The context here is HIV/AIDS. Over the last decade, serious progress has been made in places such as Uganda on promoting testing, reducing transmission and providing treatment among most groups. But these advances have slowed, or even stalled, as the fight against AIDS has involved more marginalized, difficult-to-reach populations, including men who have sex with men (MSM).
Because MSM are stigmatized, they often go unstudied. But the problem in Africa, as elsewhere, is unprotected anal intercourse with a high frequency of partners. African MSM are nearly four times more likely to be HIV-positive than men who don't have sex with men. And typical categories of "gay" or "bisexual" don't fully capture the diversity of these sexual practices. Many MSM in Africa identify themselves as heterosexual. In one Ugandan study, about 75 percent of MSM have sex with women as well -- making their female partners more vulnerable to disease.
What influence does criminalization and persecution have on this group? Senegal provides a test case. After nine male HIV prevention workers were arrested on suspicion of "acts against nature" in 2008 and sentenced to eight years in prison, researchers studied the result. Health providers reported a sharp decline in medical visits by MSM. Some, fearing assault, left the country or discontinued their medical treatment. A number of service providers, concerned for their own safety, stopped doing targeted outreach to MSM.

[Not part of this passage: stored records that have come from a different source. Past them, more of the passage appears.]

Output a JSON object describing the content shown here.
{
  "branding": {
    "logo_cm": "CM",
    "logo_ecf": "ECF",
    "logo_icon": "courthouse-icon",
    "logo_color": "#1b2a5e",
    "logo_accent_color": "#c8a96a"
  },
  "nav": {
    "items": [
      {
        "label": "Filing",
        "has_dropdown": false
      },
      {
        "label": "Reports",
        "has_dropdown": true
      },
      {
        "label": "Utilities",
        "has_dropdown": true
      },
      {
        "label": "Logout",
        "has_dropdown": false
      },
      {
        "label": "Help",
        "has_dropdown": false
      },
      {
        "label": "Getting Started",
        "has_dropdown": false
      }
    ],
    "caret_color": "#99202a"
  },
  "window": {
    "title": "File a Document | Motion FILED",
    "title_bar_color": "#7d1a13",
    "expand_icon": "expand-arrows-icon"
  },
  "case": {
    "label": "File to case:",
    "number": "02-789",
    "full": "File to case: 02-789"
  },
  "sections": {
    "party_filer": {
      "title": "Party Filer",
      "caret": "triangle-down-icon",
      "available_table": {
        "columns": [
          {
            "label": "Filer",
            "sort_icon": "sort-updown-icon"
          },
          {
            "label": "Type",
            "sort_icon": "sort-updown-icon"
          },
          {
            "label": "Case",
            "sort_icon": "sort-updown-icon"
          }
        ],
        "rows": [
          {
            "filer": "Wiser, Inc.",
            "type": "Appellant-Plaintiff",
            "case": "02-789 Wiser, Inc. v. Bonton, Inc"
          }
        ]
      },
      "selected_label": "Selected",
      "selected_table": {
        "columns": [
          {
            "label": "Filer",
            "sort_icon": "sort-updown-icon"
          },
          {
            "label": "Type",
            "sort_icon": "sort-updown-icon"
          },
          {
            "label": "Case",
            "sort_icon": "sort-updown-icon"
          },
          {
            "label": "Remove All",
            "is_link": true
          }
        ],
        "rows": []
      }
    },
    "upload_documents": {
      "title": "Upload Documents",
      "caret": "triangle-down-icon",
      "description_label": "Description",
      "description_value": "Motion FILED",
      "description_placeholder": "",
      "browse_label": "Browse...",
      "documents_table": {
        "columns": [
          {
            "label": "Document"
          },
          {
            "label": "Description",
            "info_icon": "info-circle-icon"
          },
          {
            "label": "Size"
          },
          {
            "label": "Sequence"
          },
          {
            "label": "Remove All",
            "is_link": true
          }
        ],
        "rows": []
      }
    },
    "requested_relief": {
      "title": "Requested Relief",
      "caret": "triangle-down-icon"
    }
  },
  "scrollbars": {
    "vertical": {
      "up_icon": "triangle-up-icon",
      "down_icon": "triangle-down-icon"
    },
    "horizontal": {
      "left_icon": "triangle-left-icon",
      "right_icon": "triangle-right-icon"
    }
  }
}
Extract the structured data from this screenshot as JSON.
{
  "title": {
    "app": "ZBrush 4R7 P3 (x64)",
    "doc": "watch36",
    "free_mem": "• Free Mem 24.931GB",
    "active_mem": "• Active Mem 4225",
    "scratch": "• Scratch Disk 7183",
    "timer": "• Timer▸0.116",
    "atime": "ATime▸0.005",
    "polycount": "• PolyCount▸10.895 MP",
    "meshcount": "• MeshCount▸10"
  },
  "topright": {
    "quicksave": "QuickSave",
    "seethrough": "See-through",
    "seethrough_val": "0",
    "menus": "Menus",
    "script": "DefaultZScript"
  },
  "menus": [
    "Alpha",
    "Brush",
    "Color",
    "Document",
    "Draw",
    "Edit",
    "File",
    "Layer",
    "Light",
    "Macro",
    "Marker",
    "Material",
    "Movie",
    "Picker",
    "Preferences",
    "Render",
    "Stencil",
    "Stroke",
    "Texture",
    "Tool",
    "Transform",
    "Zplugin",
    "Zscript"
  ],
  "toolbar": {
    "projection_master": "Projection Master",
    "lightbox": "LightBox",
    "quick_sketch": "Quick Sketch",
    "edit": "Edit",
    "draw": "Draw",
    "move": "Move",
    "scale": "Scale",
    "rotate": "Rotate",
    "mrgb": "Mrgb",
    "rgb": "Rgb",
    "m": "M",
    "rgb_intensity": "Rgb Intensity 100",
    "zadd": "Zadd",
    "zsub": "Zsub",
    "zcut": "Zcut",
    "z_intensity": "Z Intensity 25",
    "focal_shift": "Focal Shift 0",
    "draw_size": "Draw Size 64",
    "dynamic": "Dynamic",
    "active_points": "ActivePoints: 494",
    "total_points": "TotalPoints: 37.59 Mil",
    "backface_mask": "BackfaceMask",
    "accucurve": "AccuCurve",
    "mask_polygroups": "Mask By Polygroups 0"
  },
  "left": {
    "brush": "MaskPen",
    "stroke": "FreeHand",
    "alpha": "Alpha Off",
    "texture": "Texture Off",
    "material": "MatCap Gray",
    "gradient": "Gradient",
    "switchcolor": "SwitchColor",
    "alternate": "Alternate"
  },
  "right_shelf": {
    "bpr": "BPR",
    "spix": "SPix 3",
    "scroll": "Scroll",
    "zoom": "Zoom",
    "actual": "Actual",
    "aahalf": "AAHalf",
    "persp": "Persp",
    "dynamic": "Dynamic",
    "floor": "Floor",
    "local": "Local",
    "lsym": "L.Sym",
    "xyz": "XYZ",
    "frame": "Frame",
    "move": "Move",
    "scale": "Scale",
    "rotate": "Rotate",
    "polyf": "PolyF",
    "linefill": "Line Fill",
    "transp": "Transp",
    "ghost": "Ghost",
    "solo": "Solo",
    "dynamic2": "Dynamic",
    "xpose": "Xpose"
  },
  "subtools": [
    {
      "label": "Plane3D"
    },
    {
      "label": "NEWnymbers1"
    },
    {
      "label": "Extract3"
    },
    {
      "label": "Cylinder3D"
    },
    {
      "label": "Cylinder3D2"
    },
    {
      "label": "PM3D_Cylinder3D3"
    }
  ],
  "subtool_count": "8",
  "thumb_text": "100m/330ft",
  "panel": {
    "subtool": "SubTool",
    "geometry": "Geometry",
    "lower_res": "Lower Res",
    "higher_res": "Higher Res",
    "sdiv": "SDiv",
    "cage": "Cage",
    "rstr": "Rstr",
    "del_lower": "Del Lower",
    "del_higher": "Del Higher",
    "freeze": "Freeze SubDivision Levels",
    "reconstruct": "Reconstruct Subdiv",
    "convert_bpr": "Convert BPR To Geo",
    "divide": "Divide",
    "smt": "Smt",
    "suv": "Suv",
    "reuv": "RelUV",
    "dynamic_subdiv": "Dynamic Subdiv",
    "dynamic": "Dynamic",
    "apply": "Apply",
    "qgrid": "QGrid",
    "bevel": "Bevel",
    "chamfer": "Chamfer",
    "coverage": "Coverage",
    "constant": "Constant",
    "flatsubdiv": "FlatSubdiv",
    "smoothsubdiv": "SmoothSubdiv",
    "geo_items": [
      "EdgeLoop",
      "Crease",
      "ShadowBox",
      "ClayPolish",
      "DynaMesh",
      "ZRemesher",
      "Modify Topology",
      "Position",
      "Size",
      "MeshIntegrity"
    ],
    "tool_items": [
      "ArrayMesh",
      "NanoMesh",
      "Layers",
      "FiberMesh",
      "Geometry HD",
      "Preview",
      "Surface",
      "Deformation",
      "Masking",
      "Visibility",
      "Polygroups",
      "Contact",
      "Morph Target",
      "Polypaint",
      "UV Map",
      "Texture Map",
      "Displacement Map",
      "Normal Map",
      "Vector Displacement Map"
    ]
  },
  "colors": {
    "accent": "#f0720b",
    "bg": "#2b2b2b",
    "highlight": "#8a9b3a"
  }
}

It is the job of public health officials to account for the reality of human behavior in the pursuit of the public good. Anti-gay laws complicate that task in practical ways. MSM who are afraid of prosecution and violence are less likely to attend meetings where they are given education, condoms and lubricants. Less likely to be honest with their physicians about their sexual histories. Less likely to be tested for AIDS and receive treatment and care. And more likely to inadvertently infect others.
When Western governments lecture African countries about their retrograde views, it can feed a populist, anti-colonial backlash. When donors threaten to cut off aid, it can cause LGBT activists to cringe -- fearing they will be scapegoated for the punishment of their whole country.
What might be more effective is a forceful health-related message. This is an area where civil rights -- starting out with a simple zone of personal privacy -- is a requirement of public health. Nations such as Nigeria and Uganda are committed to ambitious objectives in fighting AIDS. Those goals are unachievable while any group is targeted for discrimination and excluded from effective outreach.